Key words: drama, action, waiting, silence, situation, nonbeing, Beckett, Stoppard, Pinter.
Розенкранц. С какой стороны мы пришли? Я потерял ориентацию. Гильденстерн. Единственный вход: рождение, единственный выход — смерть.
Т. Стоппард. «Розенкранц и Гильденстерн мертвы»
Появившуюся в 1966 году пьесу Т. Стоппарда «Розенкранц и Гильденстерн мертвы» традиционно рассматривают как парафраз на тему двух произведений: «Гамлета» У. Шекспира и «В ожидании Годо» С. Беккета. Великую трагедию Шекспира драматург разбирает, как конструктор, чтобы собрать из нее свою собственную пьесу. Помимо использования канонического текста трагедии, который, по словам одного из героев, «известен каждой собаке», Стоппард визуализирует то, о чем герои Шекспира только говорят, например, визит Гамлета в комнату Офелии или нападение пиратов на корабль, везущий принца в Англию. В финале он вплетает в шекспировские монологи собственные строки. Но главный драматургический прием состоит в том, чтобы изменить саму оптику восприятия известного сюжета, приближая к нам то, что происходит на втором и даже третьем плане, и уводя в глубину сцены то, что составляет основной событийный ряд действия.

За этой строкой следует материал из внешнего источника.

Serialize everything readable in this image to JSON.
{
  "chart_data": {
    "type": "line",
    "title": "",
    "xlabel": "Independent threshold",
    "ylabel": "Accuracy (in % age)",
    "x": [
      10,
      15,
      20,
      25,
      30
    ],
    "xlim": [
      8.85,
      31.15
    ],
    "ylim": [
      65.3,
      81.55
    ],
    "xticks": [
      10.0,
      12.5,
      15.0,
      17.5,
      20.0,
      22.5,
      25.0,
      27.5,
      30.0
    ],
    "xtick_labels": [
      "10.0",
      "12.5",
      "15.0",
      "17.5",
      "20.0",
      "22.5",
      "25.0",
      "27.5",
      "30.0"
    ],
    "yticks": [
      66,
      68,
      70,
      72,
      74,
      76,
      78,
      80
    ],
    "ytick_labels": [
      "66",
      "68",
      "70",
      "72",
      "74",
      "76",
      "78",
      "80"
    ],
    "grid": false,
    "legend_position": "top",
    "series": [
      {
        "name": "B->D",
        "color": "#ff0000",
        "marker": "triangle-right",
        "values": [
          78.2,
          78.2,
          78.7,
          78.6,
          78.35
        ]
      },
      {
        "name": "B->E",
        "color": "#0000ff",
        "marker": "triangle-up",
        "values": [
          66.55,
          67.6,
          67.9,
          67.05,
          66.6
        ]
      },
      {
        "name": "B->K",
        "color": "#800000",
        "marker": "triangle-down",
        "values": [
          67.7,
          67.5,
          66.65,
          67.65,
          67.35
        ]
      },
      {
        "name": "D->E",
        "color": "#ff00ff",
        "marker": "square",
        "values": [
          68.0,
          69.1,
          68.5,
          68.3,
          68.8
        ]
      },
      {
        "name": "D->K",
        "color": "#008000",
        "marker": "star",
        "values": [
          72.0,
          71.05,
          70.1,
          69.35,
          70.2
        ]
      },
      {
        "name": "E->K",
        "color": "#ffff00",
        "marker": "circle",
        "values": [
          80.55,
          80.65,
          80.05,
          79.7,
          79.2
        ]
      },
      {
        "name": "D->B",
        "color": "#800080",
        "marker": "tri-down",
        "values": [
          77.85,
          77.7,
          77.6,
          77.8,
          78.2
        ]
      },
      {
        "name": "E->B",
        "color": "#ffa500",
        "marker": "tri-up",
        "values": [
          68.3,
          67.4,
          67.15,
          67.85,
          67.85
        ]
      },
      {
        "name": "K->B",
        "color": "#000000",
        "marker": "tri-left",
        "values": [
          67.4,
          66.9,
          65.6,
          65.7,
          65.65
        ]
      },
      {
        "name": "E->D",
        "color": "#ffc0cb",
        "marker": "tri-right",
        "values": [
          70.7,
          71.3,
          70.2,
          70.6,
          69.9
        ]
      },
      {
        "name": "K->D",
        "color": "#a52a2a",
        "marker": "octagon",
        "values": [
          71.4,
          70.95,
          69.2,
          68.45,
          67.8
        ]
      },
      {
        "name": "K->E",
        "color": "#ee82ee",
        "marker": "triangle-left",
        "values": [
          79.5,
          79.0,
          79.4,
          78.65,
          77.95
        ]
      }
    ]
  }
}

Герои пьесы — университетские друзья принца Розен-кранц и Гильденстерн, «два человека, в костюмах елизаветинской эпохи», как и герои Беккета, согласно ремарке автора, «проводят время в местности, лишенной каких бы то ни было характерных признаков» [1, с. 7]. Но, в отличие от Владимира и Эстрагона, они существуют в пространстве литературного текста, неумолимо направляющего движение их судеб. Для них с самого начала и распорядок действий известен, и конец пути неотвратим. Правда, известен нам, зрителям, но не персонажам, которым только предстоит на глазах у публики в течение трех актов «жизнь прожить — не поле перейти». На этом и строится задуманная автором театральная игра.
Точкой отсчета в развитии сюжета становится прибытие героев в Эльсинор. Все, что случалось с ними до этого события,
покрыто мраком неизвестности. Это, по словам Гильденстерна, их «невспоминаемое прошлое». Ведь они — плод воображения Шекспира, не подарившего им более подробной жизненной истории. Как и герои Беккета, герои Стоппарда существуют только в настоящем. Другое дело, что и «настоящее» для них так же сомнительно и неопределенно, как для Владимира и Эстрагона. При всем сходстве между героями Беккета существует масса различий, о чем подробно пишет Мартин Эсслин: «В постоянных словесных перепалках у Владимира и Эстрагона проявляются индивидуальные черты. Владимир более практичен. Эстрагон же претендует на роль поэта. Реакция Владимира противоположна: ему нравится все привычное. Эстрагон ветреник, Владимир постоянен. Эстрагон — мечтатель, Владимир не может слышать о мечтах. У Владимира зловонное дыхание, у Эстрагона воняют ноги. Владимир помнит прошлое, Эстрагон мгновенно все забывает. Эстрагон любит рассказывать веселые истории, Владимира они выводят из себя. Владимир надеется, что Годо придет, и их жизнь изменится. Эстрагон к этому относится скептически и иногда забывает имя Годо. <.. .> Несходство темпераментов приводит к бесконечным перебранкам, и они то и дело решают разойтись. Они дополняют друг друга и потому зависят друг от друга и обречены никогда не расставаться» [2, с. 50-51].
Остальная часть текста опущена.